InSitech is helping to address the Dept. of Defense’s recommendation to emphasize competitive prototypes, conduct technology demonstrations, and establish prospects for “commercial and foreign technologies, and encourage dual use technology,” states Cocoziello. InSitech’s serves as an intermediary between non-traditional private-sector suppliers and the government with the goal of finding dual use technologies that enhance the technologies already used by the Army.

InSitech is currently looking to foster these non-traditional, but needed, relationships through certain topics of interests stipulated by the Arsenal. “We are on contract with the Army to look for solutions in 12 different areas of interest that span a number of different technologies,” states Cocoziello. These areas include:

  • Lasers which will improve target designation and further reduce the possibility of collateral damage;
  • Batteries/power/energy—in particular energy harvesting—such as taking energy from the heat and vibrational energy generated when a soldier users a rifle and transferring the energy to power other electronics used by the soldier.;
  • Guidance navigation and control;
  • Advanced electronic components that will improve the reliability of advanced munitions while making more space available for the warhead and other components. This holds a focus on miniaturization of fuze electronics inside the warhead.
  • Radios and communications;
  • Advanced materials for sensors and transducers; and
  • Non-toxic anti-corrosive coatings that do not utilize hex chrome, in the manufacturing process.

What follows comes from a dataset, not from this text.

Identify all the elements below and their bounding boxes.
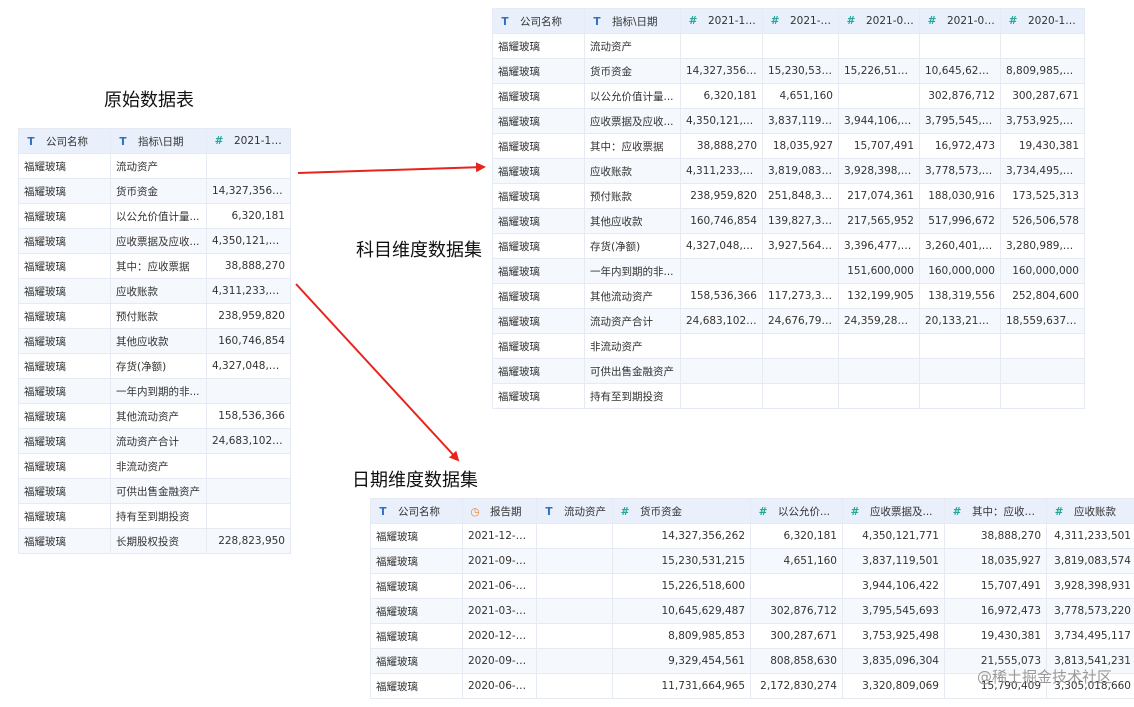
arrow-to-subject-dataset: [297, 162, 486, 174]
arrows-layer: [295, 162, 486, 462]
watermark: @稀土掘金技术社区: [976, 668, 1112, 686]
arrow-to-date-dataset: [295, 283, 460, 462]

So, why not collaborate with national or government labs? Cocoziello states, “We do not preclude the labs, and do actually work with them, but our mission as a partnership intermediary is to conduct the outreach to the non-traditional commercial markets. The Army has a lot of activity and great collaboration with the DOE (Dept. of Energy) laboratories for military technology through their own internal structures. We complement that by reaching out to the companies or communities that don’t have standing relationships with the Army, but do have high technology that is relevant. However, in fact, academia and the DOE labs are definitely part of our outreach.”

Small companies and businesses interested in any of these areas or collaborating with InSitech and the Army can respond to an RFI on www.tech-rfi.org.The deadline for submission is March 12.

InSitech and the Army are greatly looking forward to learning about the applicable technologies the private R&D sector has to contribute.